A couple of hundred metres along the road towards Orpington, a clear course for the young river appears on Tugmutton Common, marked on older OS maps as Broadstreet Green (see above), although it isn’t even damp to the touch; maybe there is a flow in wetter conditions though. There is another ditch at right angles to Crofton Road, there is water in this, although not much, and while the ditch continues, meandering alongside the edge of the common oddly to the base of a tree, but the water peters out quite quickly.

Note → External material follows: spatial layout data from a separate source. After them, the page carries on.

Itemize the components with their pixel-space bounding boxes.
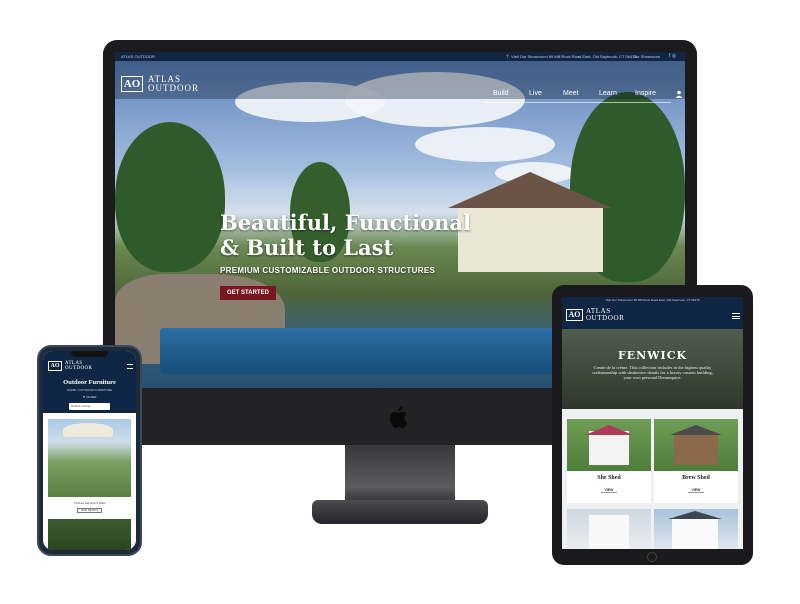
nav-learn[interactable]: Learn [599, 90, 617, 97]
view-link[interactable]: VIEW [688, 488, 704, 493]
phone-logo-line-2: OUTDOOR [65, 366, 93, 371]
tablet-logo-mark[interactable]: AO [566, 309, 583, 321]
showroom-address[interactable]: 📍 Visit Our Showroom! 69 Mill Rock Road … [505, 54, 637, 59]
utility-bar: ATLAS OUTDOOR 📍 Visit Our Showroom! 69 M… [115, 52, 685, 61]
iphone-device: AO ATLAS OUTDOOR Outdoor Furniture HOME … [37, 345, 142, 556]
she-shed-image [567, 419, 651, 471]
breadcrumb[interactable]: HOME / OUTDOOR FURNITURE [43, 388, 136, 392]
product-card-she-shed[interactable]: She Shed VIEW [567, 419, 651, 503]
brew-shed-image [654, 419, 738, 471]
phone-logo-wordmark[interactable]: ATLAS OUTDOOR [65, 361, 92, 371]
logo-line-2: OUTDOOR [148, 83, 199, 93]
hero-subheadline: PREMIUM CUSTOMIZABLE OUTDOOR STRUCTURES [220, 266, 436, 275]
hero-headline: Beautiful, Functional & Built to Last [220, 210, 480, 260]
logo-mark[interactable]: AO [121, 76, 143, 92]
tablet-website: Visit Our Showroom! 69 Mill Rock Road Ea… [562, 297, 743, 549]
umbrella [63, 423, 113, 437]
notch [71, 351, 108, 357]
product-card-image[interactable] [654, 509, 738, 549]
product-card-image[interactable] [567, 509, 651, 549]
hero-headline-line-1: Beautiful, Functional [220, 210, 471, 235]
logo-wordmark[interactable]: ATLAS OUTDOOR [148, 75, 199, 93]
tablet-logo-wordmark[interactable]: ATLAS OUTDOOR [586, 308, 624, 322]
phone-logo-mark[interactable]: AO [48, 361, 62, 371]
tree [115, 122, 225, 272]
product-image-chairs[interactable] [48, 519, 131, 550]
view-link[interactable]: VIEW [601, 488, 617, 493]
phone-website: AO ATLAS OUTDOOR Outdoor Furniture HOME … [43, 351, 136, 550]
imac-stand-base [312, 500, 488, 524]
nav-inspire[interactable]: Inspire [635, 90, 656, 97]
ipad-device: Visit Our Showroom! 69 Mill Rock Road Ea… [552, 285, 753, 565]
cloud [415, 127, 555, 162]
tablet-logo-line-2: OUTDOOR [586, 314, 625, 322]
collection-description: Create de la crème. This collection incl… [592, 365, 713, 380]
social-icons[interactable]: f ◎ [669, 53, 676, 59]
user-icon[interactable] [675, 90, 683, 98]
sort-select[interactable]: Default sorting [69, 403, 110, 410]
hero-headline-line-2: & Built to Last [220, 235, 394, 260]
nav-build[interactable]: Build [493, 90, 509, 97]
product-name: Brew Shed [682, 475, 710, 481]
collection-title: FENWICK [617, 349, 688, 362]
product-caption: 5 Piece Set with 4 Sofa [73, 501, 106, 505]
pool [160, 328, 560, 374]
filter-toggle[interactable]: ▼ FILTER [43, 395, 136, 399]
hamburger-menu-icon[interactable] [127, 364, 133, 369]
home-button [647, 552, 657, 562]
nav-meet[interactable]: Meet [563, 90, 579, 97]
get-started-button[interactable]: GET STARTED [220, 286, 276, 300]
nav-live[interactable]: Live [529, 90, 542, 97]
product-card-brew-shed[interactable]: Brew Shed VIEW [654, 419, 738, 503]
apple-logo-icon [389, 406, 408, 429]
showroom-link[interactable]: Our Showroom [633, 54, 660, 59]
nav-underline [485, 102, 671, 103]
hamburger-menu-icon[interactable] [732, 313, 740, 319]
product-name: She Shed [597, 475, 621, 481]
view-details-button[interactable]: VIEW DETAILS [77, 508, 102, 513]
page-title: Outdoor Furniture [63, 379, 116, 386]
utility-brand: ATLAS OUTDOOR [121, 54, 155, 59]
imac-stand [345, 445, 455, 505]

The junction between the two is made underground, but the combined source emerges out into the open on the opposite side of Crofton Road, hugging a narrow space between gardens.
The river enters Crofton Heath and flows initially more or less parallel to its eastern sibling, although there is less of a valley and the path alongside it is much less well defined. It slowly comes closer and it too is culverted under suburbia, with a cul-de-sac taking its name.
The confluence between the two branches is close by – near the junction of Ryecroft Road and Kenilworth Road. The valley of the combined Kyd Brook is clear a few metres further downstream as Ryecroft Road meets Queensway. We will leave the river here for another day to follow downstream through Petts Wood.